The approach outlined in the president’s speech is backward. I will point to a comment made by former Pentagon Comptroller Robert Hale at the Brookings Institution: “This is a time when the services, if you will, want to put their worst foot forward and make clear all the problems that are there. … We’ve heard strong concerns expressed by the service [vice chiefs] on readiness … I think it’s time to be a little skeptical.”

The president also referred to “hundreds of millions” in savings on the F-35 fighter jet. The fact is the reduction to unit costs were already scheduled to occur prior to the president’s actions during the transition. You can find articles discussing these savings before he became the nominee, even before he became a candidate. I’m not complaining about the savings; it’s good to see costs coming down marginally on this monstrously expensive program. But I remain hopeful the fly-off between the carrier-based version and an Advanced Super Hornet will result in the Navy being able to buy more of the less expensive alternative. My organization has been recommending that for years.

There was also passing reference to the wall on the southern border. I’ve written about my skepticism of the ability of a physical barrier to keep us safe. My concerns are heightened by the plan that, once the Request for Proposals is released, contractors will have less than three weeks to submit their bids. It’s hard to believe that rushing the work of the contractors will result in solid bids based in reality. This is a recipe for cost overruns and schedule delays.

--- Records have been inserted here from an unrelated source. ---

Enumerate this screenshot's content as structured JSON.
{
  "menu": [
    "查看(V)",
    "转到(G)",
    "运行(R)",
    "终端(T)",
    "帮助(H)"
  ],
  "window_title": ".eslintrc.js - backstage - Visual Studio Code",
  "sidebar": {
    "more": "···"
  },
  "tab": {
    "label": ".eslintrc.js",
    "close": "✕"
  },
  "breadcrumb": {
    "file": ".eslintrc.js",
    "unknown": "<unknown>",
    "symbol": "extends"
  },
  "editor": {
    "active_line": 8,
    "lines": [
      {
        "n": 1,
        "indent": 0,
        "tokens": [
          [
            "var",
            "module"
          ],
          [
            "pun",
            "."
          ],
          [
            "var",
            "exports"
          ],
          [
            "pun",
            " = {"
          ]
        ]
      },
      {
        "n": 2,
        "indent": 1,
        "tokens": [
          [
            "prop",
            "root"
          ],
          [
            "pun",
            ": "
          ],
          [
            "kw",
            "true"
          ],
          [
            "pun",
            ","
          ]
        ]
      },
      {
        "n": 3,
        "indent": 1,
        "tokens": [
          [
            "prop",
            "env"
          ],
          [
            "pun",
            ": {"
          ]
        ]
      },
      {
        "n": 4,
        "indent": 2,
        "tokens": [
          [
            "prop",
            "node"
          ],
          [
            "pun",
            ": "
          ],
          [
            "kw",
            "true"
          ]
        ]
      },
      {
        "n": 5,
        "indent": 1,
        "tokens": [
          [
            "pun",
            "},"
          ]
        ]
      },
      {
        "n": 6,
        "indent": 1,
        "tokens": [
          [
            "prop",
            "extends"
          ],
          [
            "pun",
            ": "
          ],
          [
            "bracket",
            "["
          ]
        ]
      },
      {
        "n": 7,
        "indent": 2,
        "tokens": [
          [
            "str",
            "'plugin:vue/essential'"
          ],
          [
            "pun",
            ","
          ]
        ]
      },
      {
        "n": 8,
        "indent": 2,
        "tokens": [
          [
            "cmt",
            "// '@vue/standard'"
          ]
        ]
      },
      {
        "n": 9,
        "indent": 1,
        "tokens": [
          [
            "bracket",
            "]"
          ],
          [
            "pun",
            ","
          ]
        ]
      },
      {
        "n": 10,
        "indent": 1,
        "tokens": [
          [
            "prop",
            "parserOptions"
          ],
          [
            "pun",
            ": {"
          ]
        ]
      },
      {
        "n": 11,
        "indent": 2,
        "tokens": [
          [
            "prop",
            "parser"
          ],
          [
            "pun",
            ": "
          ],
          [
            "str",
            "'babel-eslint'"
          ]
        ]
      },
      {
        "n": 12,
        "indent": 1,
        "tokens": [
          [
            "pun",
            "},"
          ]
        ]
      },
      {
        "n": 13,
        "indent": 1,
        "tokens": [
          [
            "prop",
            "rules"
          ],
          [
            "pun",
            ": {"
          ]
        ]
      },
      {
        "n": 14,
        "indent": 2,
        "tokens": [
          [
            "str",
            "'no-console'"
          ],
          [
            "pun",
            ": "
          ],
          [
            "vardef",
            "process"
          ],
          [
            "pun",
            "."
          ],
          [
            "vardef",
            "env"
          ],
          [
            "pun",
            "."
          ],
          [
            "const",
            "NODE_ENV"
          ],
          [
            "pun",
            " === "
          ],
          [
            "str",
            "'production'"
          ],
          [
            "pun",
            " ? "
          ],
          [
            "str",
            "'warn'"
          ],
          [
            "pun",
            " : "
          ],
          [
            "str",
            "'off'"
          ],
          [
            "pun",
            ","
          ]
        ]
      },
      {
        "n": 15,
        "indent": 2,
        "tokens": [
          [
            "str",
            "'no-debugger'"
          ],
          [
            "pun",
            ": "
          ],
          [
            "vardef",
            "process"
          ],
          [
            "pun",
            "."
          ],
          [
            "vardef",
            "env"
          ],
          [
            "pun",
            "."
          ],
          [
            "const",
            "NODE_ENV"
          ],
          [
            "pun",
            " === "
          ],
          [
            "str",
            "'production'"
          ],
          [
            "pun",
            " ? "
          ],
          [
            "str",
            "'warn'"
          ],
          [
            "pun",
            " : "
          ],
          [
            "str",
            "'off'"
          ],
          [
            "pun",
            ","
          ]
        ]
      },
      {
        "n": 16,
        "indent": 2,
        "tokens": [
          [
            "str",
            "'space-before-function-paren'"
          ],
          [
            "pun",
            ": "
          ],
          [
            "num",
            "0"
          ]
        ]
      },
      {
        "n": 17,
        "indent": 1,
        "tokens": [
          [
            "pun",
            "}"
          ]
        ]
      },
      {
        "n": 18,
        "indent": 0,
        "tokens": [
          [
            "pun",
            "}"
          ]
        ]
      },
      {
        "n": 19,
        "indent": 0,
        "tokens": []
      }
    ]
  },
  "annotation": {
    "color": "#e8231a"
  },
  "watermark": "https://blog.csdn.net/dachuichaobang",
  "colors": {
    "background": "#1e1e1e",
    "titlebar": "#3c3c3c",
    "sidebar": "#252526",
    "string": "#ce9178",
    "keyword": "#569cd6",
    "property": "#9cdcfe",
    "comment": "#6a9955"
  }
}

The president’s discussion of infrastructure echoed themes we have heard for at least a decade: We need to spend on our crumbling infrastructure – as much as $1 trillion. And that those investments will have the added benefit of boosting employment and the economy. But the benefits don’t erase the costs. We need to know how we’ll pay for it.

Finally, I look forward to reading the details of Trump’s tax reform plan, but since taking office he has talked only of tax cuts. And while it would be possible to offset tax cuts with spending reductions, that is not Trump’s plan – even if he makes deep cuts to domestic discretionary spending, his increases at the Pentagon and infrastructure investments are larger than any cuts he has proposed.

At some point, the numbers need to add up. The devil is always in the details and my organization is anxiously awaiting them. At some point rhetoric has to yield to numbers on page and detailed policy prescriptions.